ODM-212 operates as an oral small-molecule pan-TEAD inhibitor, targeting the transcriptional enhanced associated domain (TEAD) proteins. This mechanism is central to the Hippo pathway, a critical signaling cascade whose dysregulation, particularly through aberrant YAP/TAZ-TEAD activation, is a known driver in various cancers. The ongoing Phase 2 TEADES study is exploring ODM-212 not only in malignant pleural mesothelioma but also in epithelioid hemangioendothelioma and other solid tumors with Hippo pathway dysfunction, specifically for patients who have progressed after standard treatments. This broad scope is strategically important, as research indicates the YAP/TAZ-TEAD axis plays a crucial role in tumor growth in conditions like PI3K-activated sarcomas, suggesting potential for combination therapies, for instance, with mTORC1 inhibitors.

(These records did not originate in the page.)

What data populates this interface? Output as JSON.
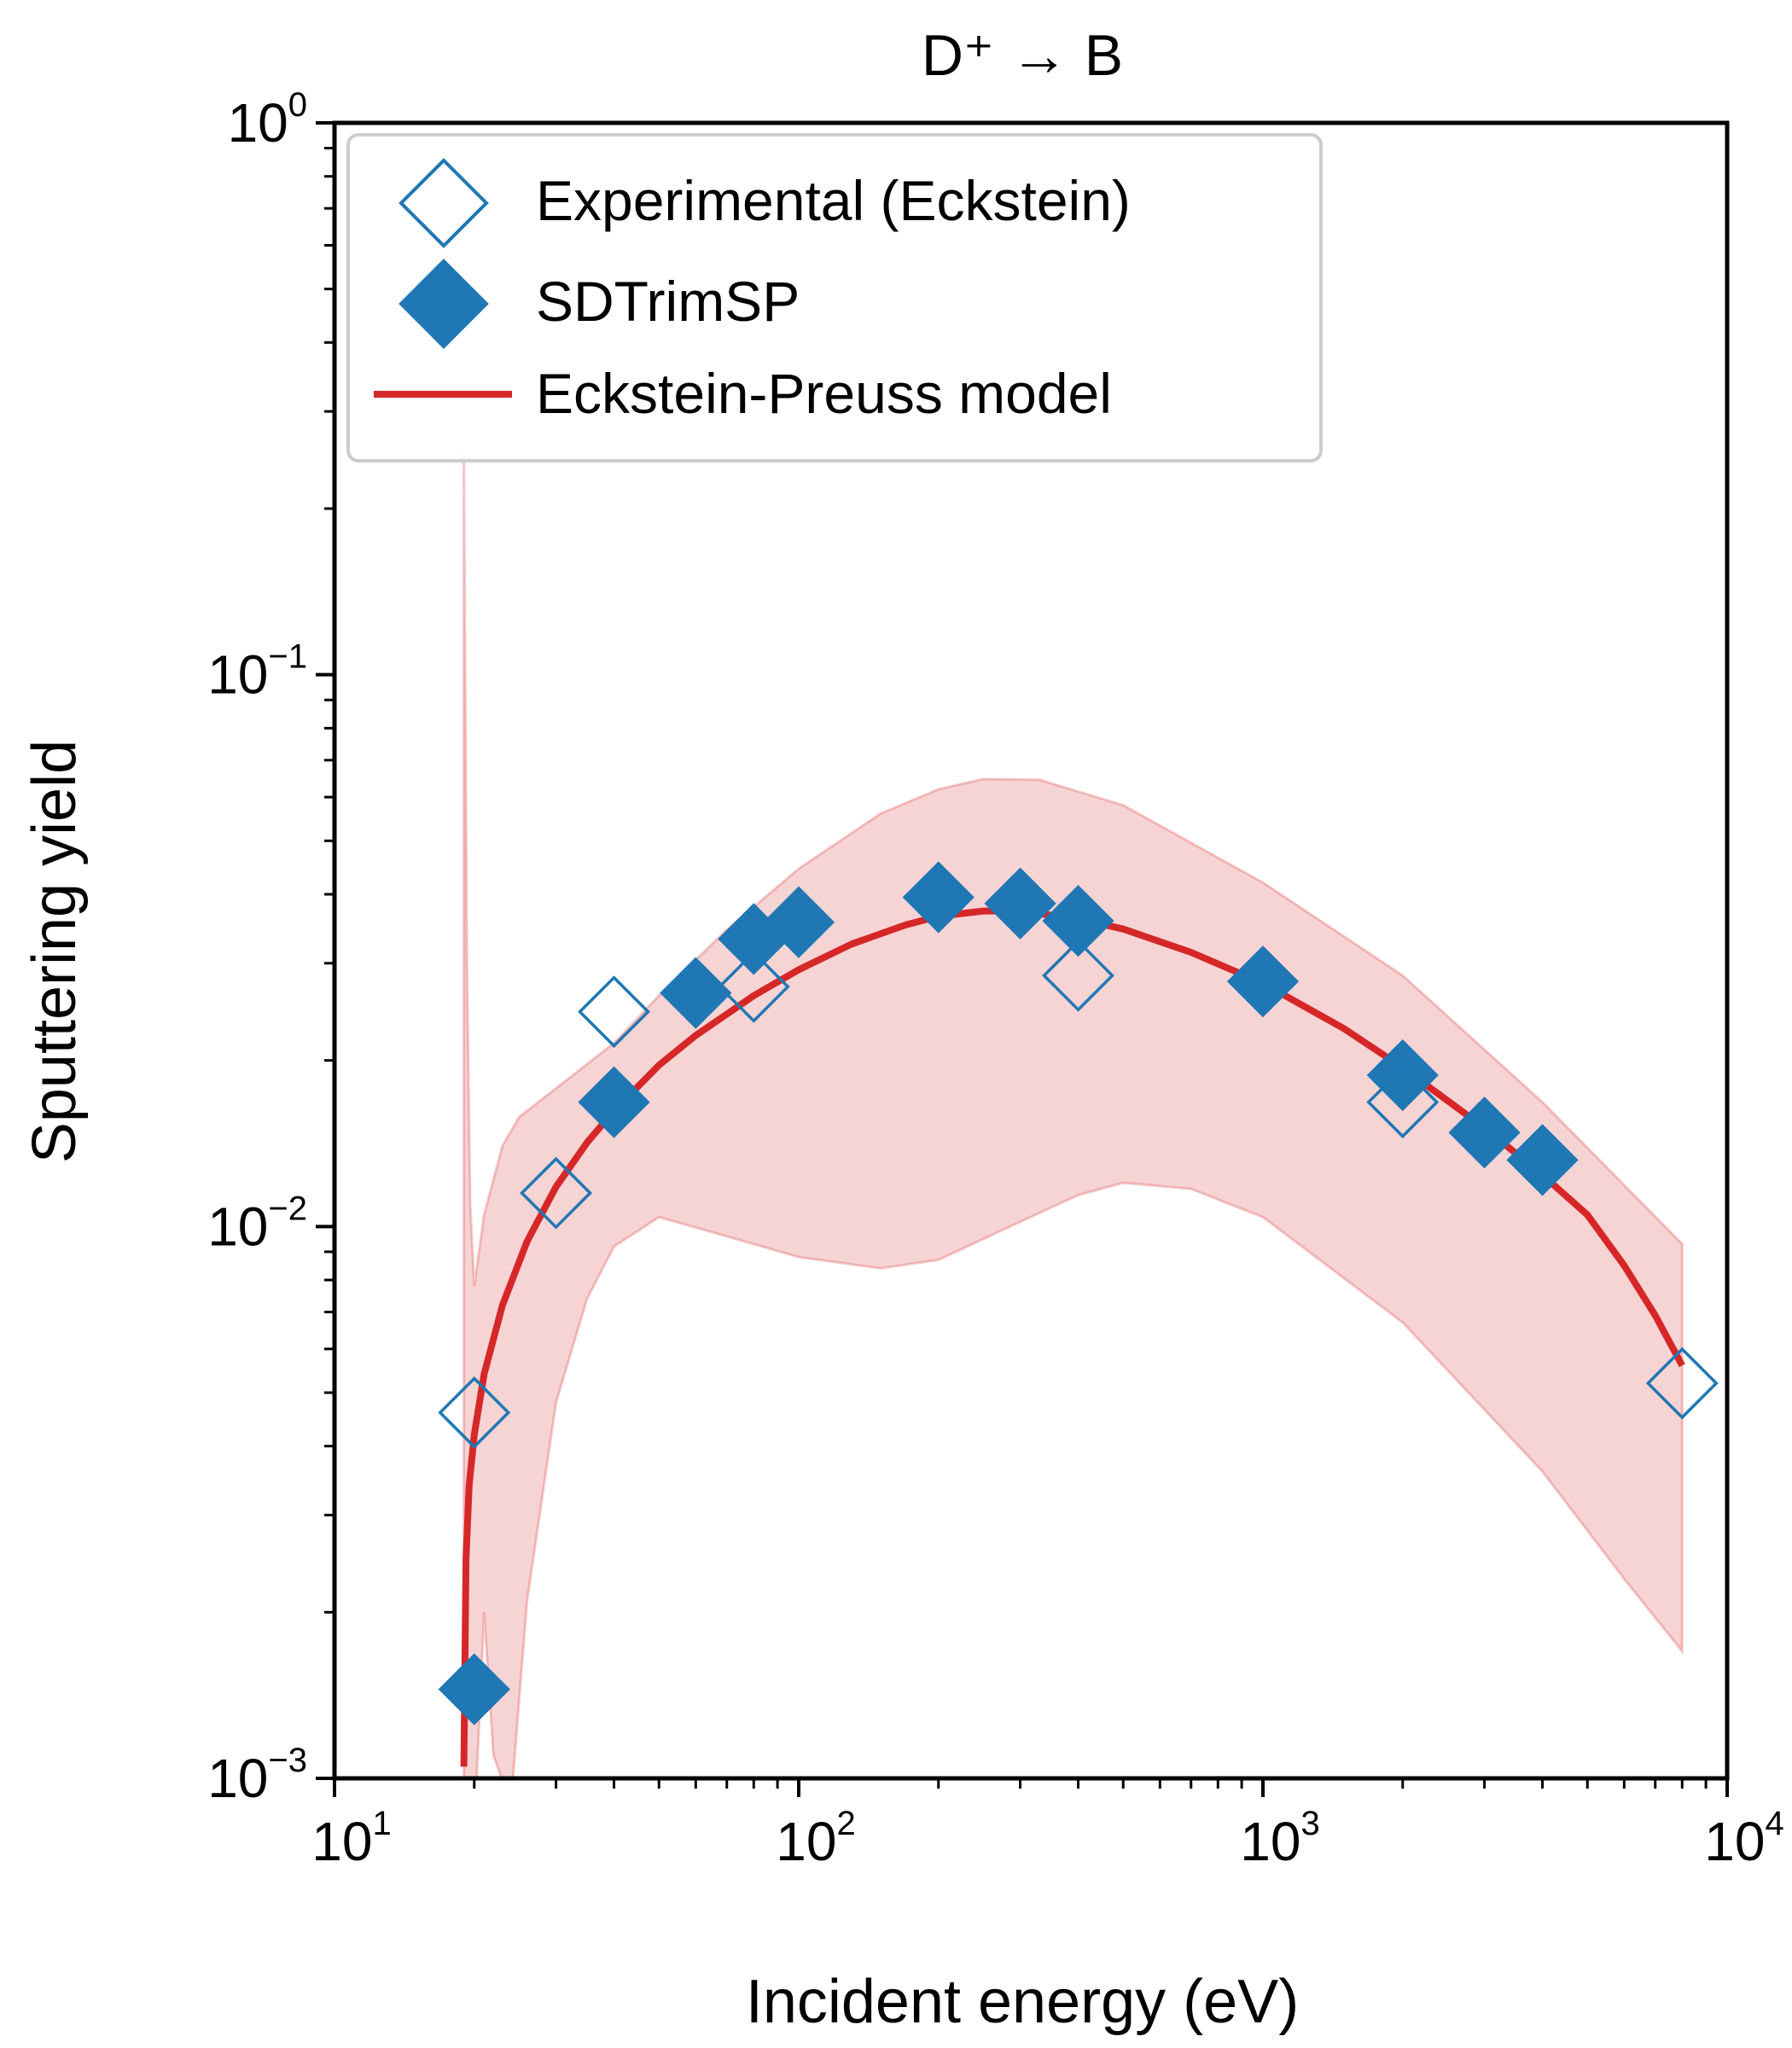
{
  "chart_data": {
    "type": "scatter",
    "title": "D⁺ → B",
    "xlabel": "Incident energy (eV)",
    "ylabel": "Sputtering yield",
    "xscale": "log",
    "yscale": "log",
    "xlim": [
      10,
      10000
    ],
    "ylim": [
      0.001,
      1
    ],
    "x_ticks": [
      {
        "base": "10",
        "exp": "1",
        "value": 10
      },
      {
        "base": "10",
        "exp": "2",
        "value": 100
      },
      {
        "base": "10",
        "exp": "3",
        "value": 1000
      },
      {
        "base": "10",
        "exp": "4",
        "value": 10000
      }
    ],
    "y_ticks": [
      {
        "base": "10",
        "exp": "−3",
        "value": 0.001
      },
      {
        "base": "10",
        "exp": "−2",
        "value": 0.01
      },
      {
        "base": "10",
        "exp": "−1",
        "value": 0.1
      },
      {
        "base": "10",
        "exp": "0",
        "value": 1
      }
    ],
    "grid": false,
    "legend_position": "top-left",
    "series": [
      {
        "name": "Experimental (Eckstein)",
        "kind": "scatter",
        "marker": "open-diamond",
        "color": "#1f77b4",
        "points": [
          {
            "x": 20,
            "y": 0.0046
          },
          {
            "x": 30,
            "y": 0.0115
          },
          {
            "x": 40,
            "y": 0.0245
          },
          {
            "x": 80,
            "y": 0.0272
          },
          {
            "x": 400,
            "y": 0.0285
          },
          {
            "x": 2000,
            "y": 0.0168
          },
          {
            "x": 8000,
            "y": 0.0052
          }
        ]
      },
      {
        "name": "SDTrimSP",
        "kind": "scatter",
        "marker": "filled-diamond",
        "color": "#1f77b4",
        "points": [
          {
            "x": 20,
            "y": 0.00145
          },
          {
            "x": 40,
            "y": 0.0168
          },
          {
            "x": 60,
            "y": 0.0265
          },
          {
            "x": 80,
            "y": 0.0332
          },
          {
            "x": 100,
            "y": 0.0356
          },
          {
            "x": 200,
            "y": 0.0395
          },
          {
            "x": 300,
            "y": 0.0385
          },
          {
            "x": 400,
            "y": 0.0358
          },
          {
            "x": 1000,
            "y": 0.0278
          },
          {
            "x": 2000,
            "y": 0.0188
          },
          {
            "x": 3000,
            "y": 0.0148
          },
          {
            "x": 4000,
            "y": 0.0132
          }
        ]
      },
      {
        "name": "Eckstein-Preuss model",
        "kind": "line",
        "color": "#d62728",
        "points": [
          {
            "x": 19,
            "y": 0.00105
          },
          {
            "x": 19.2,
            "y": 0.0025
          },
          {
            "x": 19.5,
            "y": 0.0034
          },
          {
            "x": 20,
            "y": 0.0042
          },
          {
            "x": 21,
            "y": 0.0054
          },
          {
            "x": 23,
            "y": 0.0072
          },
          {
            "x": 26,
            "y": 0.0094
          },
          {
            "x": 30,
            "y": 0.0118
          },
          {
            "x": 35,
            "y": 0.0142
          },
          {
            "x": 40,
            "y": 0.0162
          },
          {
            "x": 50,
            "y": 0.0196
          },
          {
            "x": 60,
            "y": 0.0222
          },
          {
            "x": 80,
            "y": 0.0262
          },
          {
            "x": 100,
            "y": 0.0292
          },
          {
            "x": 130,
            "y": 0.0325
          },
          {
            "x": 170,
            "y": 0.0352
          },
          {
            "x": 200,
            "y": 0.0365
          },
          {
            "x": 250,
            "y": 0.0373
          },
          {
            "x": 300,
            "y": 0.0373
          },
          {
            "x": 400,
            "y": 0.0361
          },
          {
            "x": 500,
            "y": 0.0346
          },
          {
            "x": 700,
            "y": 0.0314
          },
          {
            "x": 1000,
            "y": 0.0276
          },
          {
            "x": 1500,
            "y": 0.0228
          },
          {
            "x": 2000,
            "y": 0.0194
          },
          {
            "x": 3000,
            "y": 0.0151
          },
          {
            "x": 4000,
            "y": 0.0124
          },
          {
            "x": 5000,
            "y": 0.0105
          },
          {
            "x": 6000,
            "y": 0.0085
          },
          {
            "x": 7000,
            "y": 0.0069
          },
          {
            "x": 8000,
            "y": 0.0056
          }
        ]
      }
    ],
    "uncertainty_band": {
      "color": "#d62728",
      "upper": [
        {
          "x": 19,
          "y": 0.25
        },
        {
          "x": 19.3,
          "y": 0.03
        },
        {
          "x": 19.6,
          "y": 0.011
        },
        {
          "x": 20,
          "y": 0.0078
        },
        {
          "x": 21,
          "y": 0.0105
        },
        {
          "x": 23,
          "y": 0.014
        },
        {
          "x": 25,
          "y": 0.0158
        },
        {
          "x": 30,
          "y": 0.0178
        },
        {
          "x": 40,
          "y": 0.0215
        },
        {
          "x": 50,
          "y": 0.0262
        },
        {
          "x": 70,
          "y": 0.0345
        },
        {
          "x": 100,
          "y": 0.0445
        },
        {
          "x": 150,
          "y": 0.056
        },
        {
          "x": 200,
          "y": 0.062
        },
        {
          "x": 250,
          "y": 0.0647
        },
        {
          "x": 330,
          "y": 0.0645
        },
        {
          "x": 500,
          "y": 0.058
        },
        {
          "x": 1000,
          "y": 0.042
        },
        {
          "x": 2000,
          "y": 0.0285
        },
        {
          "x": 4000,
          "y": 0.0168
        },
        {
          "x": 8000,
          "y": 0.0093
        }
      ],
      "lower": [
        {
          "x": 19,
          "y": 0.0009
        },
        {
          "x": 20,
          "y": 0.0008
        },
        {
          "x": 21,
          "y": 0.002
        },
        {
          "x": 22,
          "y": 0.0011
        },
        {
          "x": 24,
          "y": 0.0009
        },
        {
          "x": 26,
          "y": 0.0021
        },
        {
          "x": 30,
          "y": 0.0048
        },
        {
          "x": 35,
          "y": 0.0074
        },
        {
          "x": 40,
          "y": 0.0092
        },
        {
          "x": 50,
          "y": 0.0104
        },
        {
          "x": 70,
          "y": 0.0096
        },
        {
          "x": 100,
          "y": 0.0088
        },
        {
          "x": 150,
          "y": 0.0084
        },
        {
          "x": 200,
          "y": 0.0087
        },
        {
          "x": 300,
          "y": 0.0102
        },
        {
          "x": 400,
          "y": 0.0114
        },
        {
          "x": 500,
          "y": 0.012
        },
        {
          "x": 700,
          "y": 0.0117
        },
        {
          "x": 1000,
          "y": 0.0104
        },
        {
          "x": 2000,
          "y": 0.0067
        },
        {
          "x": 4000,
          "y": 0.0036
        },
        {
          "x": 6000,
          "y": 0.0023
        },
        {
          "x": 8000,
          "y": 0.0017
        }
      ]
    }
  }
}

Beyond direct anti-tumor effects, studies also highlight the Hippo pathway's involvement in the tumor microenvironment, particularly in cancer-associated fibroblasts (CAFs), where its dysregulation can contribute to immunotherapy resistance. This opens a compelling avenue for ODM-212 to be explored in combination with immune checkpoint inhibitors, potentially improving outcomes for patients who are currently unresponsive. However, the path forward is not without its challenges. The literature points to potential on-target effects such as nephrotoxicity, which will require careful clinical management and potentially influence dosing strategies. Acquired resistance is another consideration for TEAD inhibitors, suggesting that long-term efficacy may necessitate combination approaches or intermittent dosing schedules. Furthermore, the TEAD inhibition space is an active area of research, implying that future differentiation will be key for ODM-212 to stand out in a potentially competitive landscape. Orion Pharma's strategic positioning with Orphan Designations provides a strong foundation, but navigating these clinical and competitive dynamics will be crucial for realizing the full therapeutic and commercial potential of ODM-212.